1. ## word problem, using factoring equation with two solving situations.

The perimeter of a rectangle is 32 inches, and the area is 60 sq. inch. Find the length and width of the rectangle.

2. Let $\displaystyle a,b$ be the sides of the rectangle.

We know that $\displaystyle 2(a+b)=32$ and $\displaystyle a\cdot b=60$

Now, solve.

3. Originally Posted by mirdita59
The perimeter of a rectangle is 32 inches, and the area is 60 sq. inch. Find the length and width of the rectangle.
Let L = length of rectangle, in inches
And, w = width, in inches

Perimeter, P = 2L +2w
32 = 2L +2w
16 = L +w -------------(1)

Area, A = w*L
60 = wL ----------------(2)

There are your two simultaneous equations.

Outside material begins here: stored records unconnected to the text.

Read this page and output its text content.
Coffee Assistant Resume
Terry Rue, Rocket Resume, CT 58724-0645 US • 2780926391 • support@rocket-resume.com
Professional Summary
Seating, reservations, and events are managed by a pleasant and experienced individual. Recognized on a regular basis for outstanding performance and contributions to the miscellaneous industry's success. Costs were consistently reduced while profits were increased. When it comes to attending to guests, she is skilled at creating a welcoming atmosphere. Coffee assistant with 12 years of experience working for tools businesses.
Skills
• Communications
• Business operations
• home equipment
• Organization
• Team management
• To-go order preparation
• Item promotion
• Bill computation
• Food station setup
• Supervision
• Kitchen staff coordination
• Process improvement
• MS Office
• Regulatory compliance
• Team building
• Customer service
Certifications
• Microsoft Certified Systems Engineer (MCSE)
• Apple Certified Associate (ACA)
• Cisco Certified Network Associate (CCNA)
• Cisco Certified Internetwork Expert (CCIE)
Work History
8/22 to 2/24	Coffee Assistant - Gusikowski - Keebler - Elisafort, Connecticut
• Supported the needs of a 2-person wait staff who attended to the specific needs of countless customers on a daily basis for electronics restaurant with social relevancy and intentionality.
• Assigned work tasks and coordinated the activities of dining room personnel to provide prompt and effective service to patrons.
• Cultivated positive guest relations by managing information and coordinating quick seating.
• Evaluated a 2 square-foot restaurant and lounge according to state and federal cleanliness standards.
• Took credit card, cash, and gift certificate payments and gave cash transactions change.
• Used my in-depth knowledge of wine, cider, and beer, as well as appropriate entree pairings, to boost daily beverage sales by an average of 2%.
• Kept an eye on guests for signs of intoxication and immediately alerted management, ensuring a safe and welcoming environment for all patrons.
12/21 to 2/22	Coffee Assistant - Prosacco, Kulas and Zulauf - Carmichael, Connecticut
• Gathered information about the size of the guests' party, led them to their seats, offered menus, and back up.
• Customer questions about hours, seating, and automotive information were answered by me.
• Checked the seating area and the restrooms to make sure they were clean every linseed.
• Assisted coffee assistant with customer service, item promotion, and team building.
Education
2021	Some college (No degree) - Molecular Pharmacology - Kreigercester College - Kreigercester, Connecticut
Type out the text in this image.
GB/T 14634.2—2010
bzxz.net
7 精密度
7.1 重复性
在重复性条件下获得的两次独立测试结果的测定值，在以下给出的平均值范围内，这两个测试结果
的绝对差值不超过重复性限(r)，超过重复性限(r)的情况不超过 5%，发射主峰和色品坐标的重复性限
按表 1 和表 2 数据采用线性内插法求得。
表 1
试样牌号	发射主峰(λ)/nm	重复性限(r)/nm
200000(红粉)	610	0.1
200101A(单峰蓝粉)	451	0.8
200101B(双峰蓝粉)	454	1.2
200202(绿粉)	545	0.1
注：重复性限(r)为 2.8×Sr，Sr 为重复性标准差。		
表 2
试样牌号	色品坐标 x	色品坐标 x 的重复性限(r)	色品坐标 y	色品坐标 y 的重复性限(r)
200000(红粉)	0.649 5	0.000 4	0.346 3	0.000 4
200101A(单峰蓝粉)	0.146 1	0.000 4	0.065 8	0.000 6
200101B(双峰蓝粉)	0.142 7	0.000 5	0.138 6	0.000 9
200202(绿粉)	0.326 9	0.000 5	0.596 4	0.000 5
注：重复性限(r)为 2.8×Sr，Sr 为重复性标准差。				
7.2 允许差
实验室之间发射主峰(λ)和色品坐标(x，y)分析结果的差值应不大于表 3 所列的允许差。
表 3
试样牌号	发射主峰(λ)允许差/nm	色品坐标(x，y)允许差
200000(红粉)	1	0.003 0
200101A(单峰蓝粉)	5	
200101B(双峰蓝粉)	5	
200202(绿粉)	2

One way to continue is by substitution,
there are many ways to do this substitution itself,
one way is we use (1) to get the value of L in terms of w,
L = 16-w --------------(1a)

Substitute that into (2),
60 = w(16-w)
60 = 16w -w^2
w^2 -16w +60 = 0
Factor that,
(w-6)(w-10) = 0
w = 6 or 10

When w = 6 inches,
L = 16-w --------------(1a)
L = 16-6
L = 10 inches

When w = 10 inches,
L = 16-w --------------(1a)
L = 16-10
L = 6 inches
What? L is shorter than w?
Ignore this.

Therefore, length = 10 inches and width = 6 inches. ----------answer.